17.06.2019

Konsequente Nutzung von Prozesswärme ersetzt Heizung für Neubau

In vielen Unternehmen wird für Produktionszwecke viel Wärmeenergie benötigt, die anschließend meist ungenutzt an die Umgebung abgegeben wird. So auch bei der Werma Signaltechnik GmbH aus Rientheim-Weilheim, die Spritzgussanlagen und Ofenprozesse betreibt.

Anlässlich des Neubaus eines Betriebsgebäudes im Jahr 2017 mit ca. 4.000 Quadratmeter Nutzfläche wurde ein detailliertes Energiesparkonzept erstellt, das wesentlich auf der Nutzung der Abwärme aus den Prozessen beruht. Sämtliche Wärmequellen und Wärmesenken wurden mittels eines firmeninternen Nahwärmenetzes miteinander verbunden.

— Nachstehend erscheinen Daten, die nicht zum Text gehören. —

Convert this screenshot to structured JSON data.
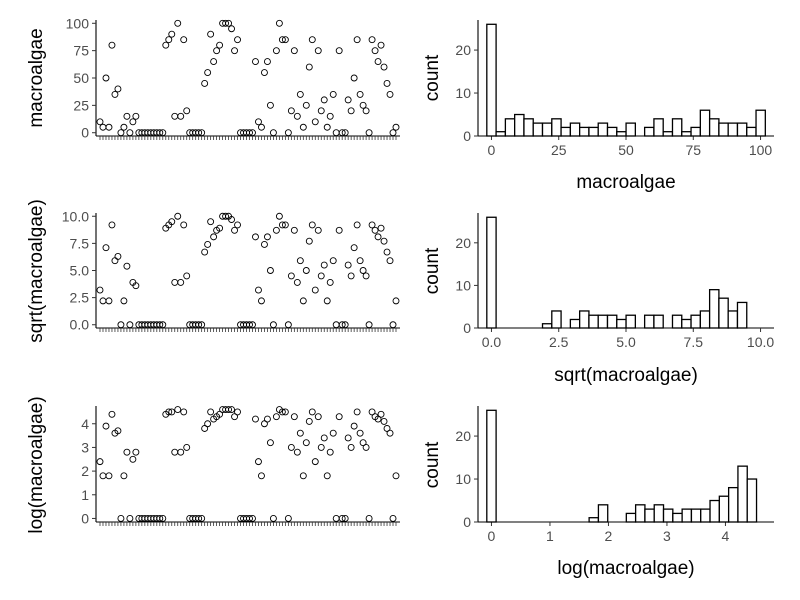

So kann die Abwärme aus den Spritzgussanlagen, den Öfen und den Produktionsgebäuden genutzt werden. Mit Hilfe einer Wärmepumpe kann die Wärme auf ein höheres Temperaturniveau angehoben werden, das für die Heizung geeignet ist. Alternativ lässt sich mit einer Wärmepumpe auch Klimakälte erzeugen. In das Wärmenetz wurden des weiteren zwei Wasserspeicher mit 16 Kubikmeter für die Wärme und 12 Kubikmeter für die Kälte eingebunden. Die Gebäudeleittechnik wurde komplett erneuert. Die Investitionskosten für die komplette Umsetzung der Maßnahmen beliefen sich auf etwa 500.000 Euro, inbegriffen, dass auf die Errichtung einer Heizung und Kühlanlage verzichtet werden.

Im Ergebnis werden nun pro Jahr etwa 100.000 Kilowattstunden Strom und ca. 40.000 Kilowattstunden Heizöl eingespart.